3. Aux termes de l'article 1er de la loi du 5 janvier 2010 relative à la reconnaissance et à l'indemnisation des victimes des essais nucléaires français : " I. Toute personne souffrant d'une maladie radio-induite résultant d'une exposition à des rayonnements ionisants dus aux essais nucléaires français et inscrite sur une liste fixée par décret en Conseil d'Etat conformément aux travaux reconnus par la communauté scientifique internationale peut obtenir réparation intégrale de son préjudice dans les conditions prévues par la présente loi./II. Si la personne est décédée, la demande de réparation peut être présentée par ses ayants droit. (...) ". Aux termes de l'article 2 de cette même loi : " La personne souffrant d'une pathologie radio-induite doit avoir résidé ou séjourné : / (...) ; / 2° Soit entre le 2 juillet 1966 et le 31 décembre 1998 en Polynésie française. / (...) ". Aux termes du I de l'article 4 de la même loi : " I. - Les demandes d'indemnisation sont soumises au comité d'indemnisation des victimes des essais nucléaires (...) " En vertu du V du même article 4, dans sa rédaction applicable au litige : " V. - Ce comité examine si les conditions de l'indemnisation sont réunies. Lorsqu'elles le sont, l'intéressé bénéficie d'une présomption de causalité, à moins qu'il ne soit établi que la dose annuelle de rayonnements ionisants dus aux essais nucléaires français reçue par l'intéressé a été inférieure à la limite de dose efficace pour l'exposition de la population à des rayonnements ionisants fixée dans les conditions prévues au 3° de l'article L. 1333-2 du code de la santé publique ". En application des articles L. 1333-2 et

R. 1333-11 du code de la santé publique, la limite de dose efficace pour l'exposition de la population à des rayonnements ionisants résultant de l'ensemble des activités nucléaires est fixée à 1 millisievert (mSv) par an.

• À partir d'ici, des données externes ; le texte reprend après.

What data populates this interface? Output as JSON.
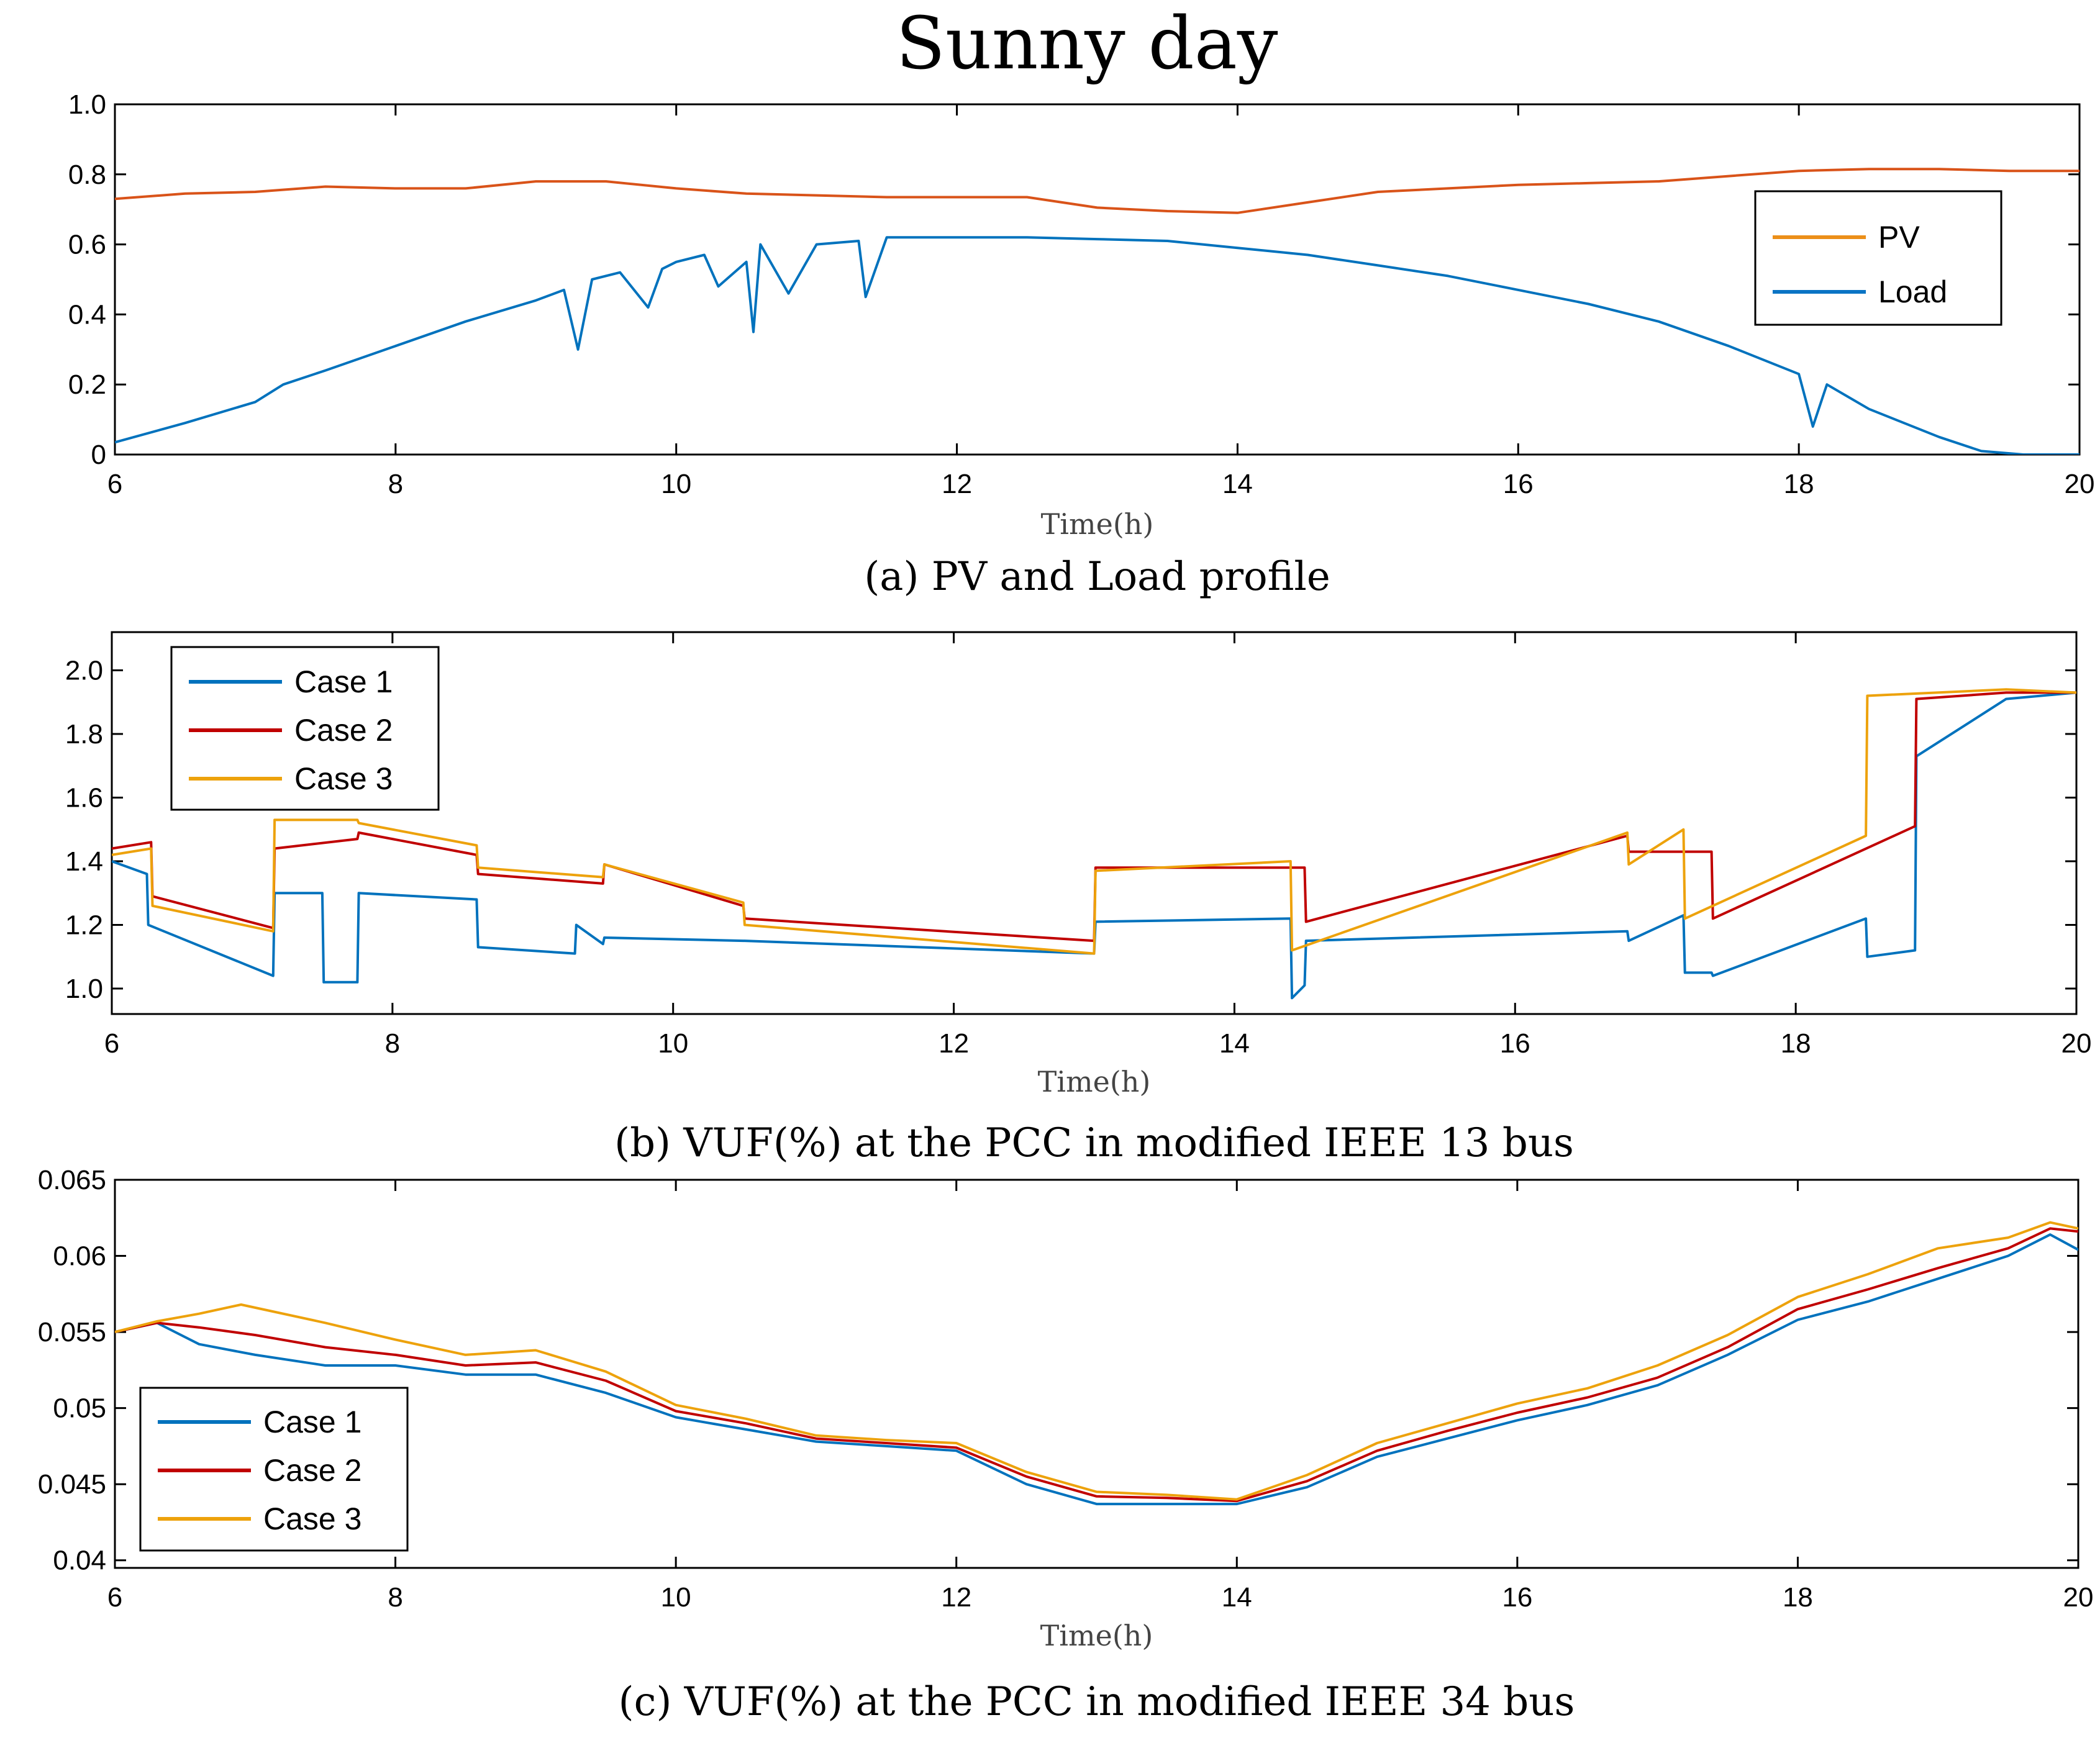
{
  "figure_title": "Sunny day",
  "colors": {
    "pv": "#D95319",
    "load": "#0072BD",
    "case1": "#0072BD",
    "case2": "#C00000",
    "case3": "#EDA20C",
    "axis": "#000000"
  },
  "chart_data": [
    {
      "type": "line",
      "caption": "(a) PV and Load profile",
      "xlabel": "Time(h)",
      "ylabel": "",
      "xlim": [
        6,
        20
      ],
      "ylim": [
        0,
        1
      ],
      "xticks": [
        6,
        8,
        10,
        12,
        14,
        16,
        18,
        20
      ],
      "yticks": [
        0,
        0.2,
        0.4,
        0.6,
        0.8,
        1.0
      ],
      "ytick_labels": [
        "0",
        "0.2",
        "0.4",
        "0.6",
        "0.8",
        "1.0"
      ],
      "legend": {
        "location": "right",
        "entries": [
          {
            "label": "PV",
            "color": "#EC8F19"
          },
          {
            "label": "Load",
            "color": "#0A74C4"
          }
        ]
      },
      "series": [
        {
          "name": "PV",
          "color": "#D95319",
          "x": [
            6,
            6.5,
            7,
            7.5,
            8,
            8.5,
            9,
            9.5,
            10,
            10.5,
            11,
            11.5,
            12,
            12.5,
            13,
            13.5,
            14,
            14.5,
            15,
            15.5,
            16,
            16.5,
            17,
            17.5,
            18,
            18.5,
            19,
            19.5,
            20
          ],
          "y": [
            0.73,
            0.745,
            0.75,
            0.765,
            0.76,
            0.76,
            0.78,
            0.78,
            0.76,
            0.745,
            0.74,
            0.735,
            0.735,
            0.735,
            0.705,
            0.695,
            0.69,
            0.72,
            0.75,
            0.76,
            0.77,
            0.775,
            0.78,
            0.795,
            0.81,
            0.815,
            0.815,
            0.81,
            0.81
          ]
        },
        {
          "name": "Load",
          "color": "#0072BD",
          "x": [
            6,
            6.5,
            7,
            7.2,
            7.5,
            8,
            8.5,
            9,
            9.2,
            9.3,
            9.4,
            9.6,
            9.8,
            9.9,
            10,
            10.2,
            10.3,
            10.5,
            10.55,
            10.6,
            10.8,
            11,
            11.3,
            11.35,
            11.5,
            12,
            12.5,
            13,
            13.5,
            14,
            14.5,
            15,
            15.5,
            16,
            16.5,
            17,
            17.5,
            18,
            18.1,
            18.2,
            18.5,
            19,
            19.3,
            19.6,
            20
          ],
          "y": [
            0.035,
            0.09,
            0.15,
            0.2,
            0.24,
            0.31,
            0.38,
            0.44,
            0.47,
            0.3,
            0.5,
            0.52,
            0.42,
            0.53,
            0.55,
            0.57,
            0.48,
            0.55,
            0.35,
            0.6,
            0.46,
            0.6,
            0.61,
            0.45,
            0.62,
            0.62,
            0.62,
            0.615,
            0.61,
            0.59,
            0.57,
            0.54,
            0.51,
            0.47,
            0.43,
            0.38,
            0.31,
            0.23,
            0.08,
            0.2,
            0.13,
            0.05,
            0.01,
            0.0,
            0.0
          ]
        }
      ]
    },
    {
      "type": "line",
      "caption": "(b) VUF(%) at the PCC in modified IEEE 13 bus",
      "xlabel": "Time(h)",
      "ylabel": "",
      "xlim": [
        6,
        20
      ],
      "ylim": [
        0.92,
        2.12
      ],
      "xticks": [
        6,
        8,
        10,
        12,
        14,
        16,
        18,
        20
      ],
      "yticks": [
        1.0,
        1.2,
        1.4,
        1.6,
        1.8,
        2.0
      ],
      "ytick_labels": [
        "1.0",
        "1.2",
        "1.4",
        "1.6",
        "1.8",
        "2.0"
      ],
      "legend": {
        "location": "top-left",
        "entries": [
          {
            "label": "Case 1",
            "color": "#0072BD"
          },
          {
            "label": "Case 2",
            "color": "#C00000"
          },
          {
            "label": "Case 3",
            "color": "#EDA20C"
          }
        ]
      },
      "series": [
        {
          "name": "Case 1",
          "color": "#0072BD",
          "x": [
            6,
            6.25,
            6.26,
            7.15,
            7.16,
            7.5,
            7.51,
            7.75,
            7.76,
            8.6,
            8.61,
            9.3,
            9.31,
            9.5,
            9.51,
            10.5,
            10.51,
            13.0,
            13.01,
            14.4,
            14.41,
            14.5,
            14.51,
            16.8,
            16.81,
            17.2,
            17.21,
            17.4,
            17.41,
            18.5,
            18.51,
            18.85,
            18.86,
            19.5,
            20
          ],
          "y": [
            1.4,
            1.36,
            1.2,
            1.04,
            1.3,
            1.3,
            1.02,
            1.02,
            1.3,
            1.28,
            1.13,
            1.11,
            1.2,
            1.14,
            1.16,
            1.15,
            1.15,
            1.11,
            1.21,
            1.22,
            0.97,
            1.01,
            1.15,
            1.18,
            1.15,
            1.23,
            1.05,
            1.05,
            1.04,
            1.22,
            1.1,
            1.12,
            1.73,
            1.91,
            1.93
          ]
        },
        {
          "name": "Case 2",
          "color": "#C00000",
          "x": [
            6,
            6.28,
            6.29,
            7.15,
            7.16,
            7.75,
            7.76,
            8.6,
            8.61,
            9.5,
            9.51,
            10.5,
            10.51,
            13.0,
            13.01,
            14.5,
            14.51,
            16.8,
            16.81,
            17.4,
            17.41,
            18.85,
            18.86,
            19.5,
            20
          ],
          "y": [
            1.44,
            1.46,
            1.29,
            1.19,
            1.44,
            1.47,
            1.49,
            1.42,
            1.36,
            1.33,
            1.39,
            1.26,
            1.22,
            1.15,
            1.38,
            1.38,
            1.21,
            1.48,
            1.43,
            1.43,
            1.22,
            1.51,
            1.91,
            1.93,
            1.93
          ]
        },
        {
          "name": "Case 3",
          "color": "#EDA20C",
          "x": [
            6,
            6.28,
            6.29,
            7.15,
            7.16,
            7.75,
            7.76,
            8.6,
            8.61,
            9.5,
            9.51,
            10.5,
            10.51,
            13.0,
            13.01,
            14.4,
            14.41,
            16.8,
            16.81,
            17.2,
            17.21,
            18.5,
            18.51,
            19.5,
            20
          ],
          "y": [
            1.42,
            1.44,
            1.26,
            1.18,
            1.53,
            1.53,
            1.52,
            1.45,
            1.38,
            1.35,
            1.39,
            1.27,
            1.2,
            1.11,
            1.37,
            1.4,
            1.12,
            1.49,
            1.39,
            1.5,
            1.22,
            1.48,
            1.92,
            1.94,
            1.93
          ]
        }
      ]
    },
    {
      "type": "line",
      "caption": "(c) VUF(%) at the PCC in modified IEEE 34 bus",
      "xlabel": "Time(h)",
      "ylabel": "",
      "xlim": [
        6,
        20
      ],
      "ylim": [
        0.0395,
        0.065
      ],
      "xticks": [
        6,
        8,
        10,
        12,
        14,
        16,
        18,
        20
      ],
      "yticks": [
        0.04,
        0.045,
        0.05,
        0.055,
        0.06,
        0.065
      ],
      "ytick_labels": [
        "0.04",
        "0.045",
        "0.05",
        "0.055",
        "0.06",
        "0.065"
      ],
      "legend": {
        "location": "bottom-left",
        "entries": [
          {
            "label": "Case 1",
            "color": "#0072BD"
          },
          {
            "label": "Case 2",
            "color": "#C00000"
          },
          {
            "label": "Case 3",
            "color": "#EDA20C"
          }
        ]
      },
      "series": [
        {
          "name": "Case 1",
          "color": "#0072BD",
          "x": [
            6,
            6.3,
            6.6,
            7,
            7.5,
            8,
            8.5,
            9,
            9.5,
            10,
            10.5,
            11,
            11.5,
            12,
            12.5,
            13,
            13.5,
            14,
            14.5,
            15,
            15.5,
            16,
            16.5,
            17,
            17.5,
            18,
            18.5,
            19,
            19.5,
            19.8,
            20
          ],
          "y": [
            0.055,
            0.0556,
            0.0542,
            0.0535,
            0.0528,
            0.0528,
            0.0522,
            0.0522,
            0.051,
            0.0494,
            0.0486,
            0.0478,
            0.0475,
            0.0472,
            0.045,
            0.0437,
            0.0437,
            0.0437,
            0.0448,
            0.0468,
            0.048,
            0.0492,
            0.0502,
            0.0515,
            0.0535,
            0.0558,
            0.057,
            0.0585,
            0.06,
            0.0614,
            0.0604
          ]
        },
        {
          "name": "Case 2",
          "color": "#C00000",
          "x": [
            6,
            6.3,
            6.6,
            7,
            7.5,
            8,
            8.5,
            9,
            9.5,
            10,
            10.5,
            11,
            11.5,
            12,
            12.5,
            13,
            13.5,
            14,
            14.5,
            15,
            15.5,
            16,
            16.5,
            17,
            17.5,
            18,
            18.5,
            19,
            19.5,
            19.8,
            20
          ],
          "y": [
            0.055,
            0.0556,
            0.0553,
            0.0548,
            0.054,
            0.0535,
            0.0528,
            0.053,
            0.0518,
            0.0498,
            0.049,
            0.048,
            0.0477,
            0.0474,
            0.0455,
            0.0442,
            0.0441,
            0.0439,
            0.0452,
            0.0472,
            0.0485,
            0.0497,
            0.0507,
            0.052,
            0.054,
            0.0565,
            0.0578,
            0.0592,
            0.0605,
            0.0618,
            0.0616
          ]
        },
        {
          "name": "Case 3",
          "color": "#EDA20C",
          "x": [
            6,
            6.3,
            6.6,
            6.9,
            7.5,
            8,
            8.5,
            9,
            9.5,
            10,
            10.5,
            11,
            11.5,
            12,
            12.5,
            13,
            13.5,
            14,
            14.5,
            15,
            15.5,
            16,
            16.5,
            17,
            17.5,
            18,
            18.5,
            19,
            19.5,
            19.8,
            20
          ],
          "y": [
            0.055,
            0.0557,
            0.0562,
            0.0568,
            0.0556,
            0.0545,
            0.0535,
            0.0538,
            0.0524,
            0.0502,
            0.0493,
            0.0482,
            0.0479,
            0.0477,
            0.0458,
            0.0445,
            0.0443,
            0.044,
            0.0456,
            0.0477,
            0.049,
            0.0503,
            0.0513,
            0.0528,
            0.0548,
            0.0573,
            0.0588,
            0.0605,
            0.0612,
            0.0622,
            0.0618
          ]
        }
      ]
    }
  ]
}
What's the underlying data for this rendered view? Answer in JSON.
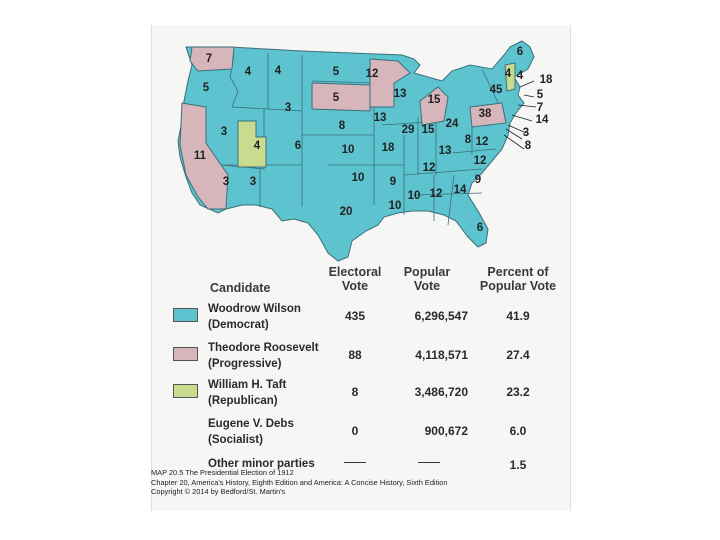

4. Aux termes de l'article 13 du décret du 15 septembre 2014 relatif à la reconnaissance et à l'indemnisation des victimes des essais nucléaires français : " (...) Le comité détermine la méthodologie qu'il retient pour instruire la demande et prendre sa décision, en s'appuyant notamment sur les méthodologies recommandées par l'Agence internationale de l'énergie atomique. La délibération du comité approuvant cette méthodologie est publiée au Journal officiel de la République française. La description de cette méthodologie et la documentation y afférente sont publiées sur le site internet du comité et fournies au demandeur, à sa demande. "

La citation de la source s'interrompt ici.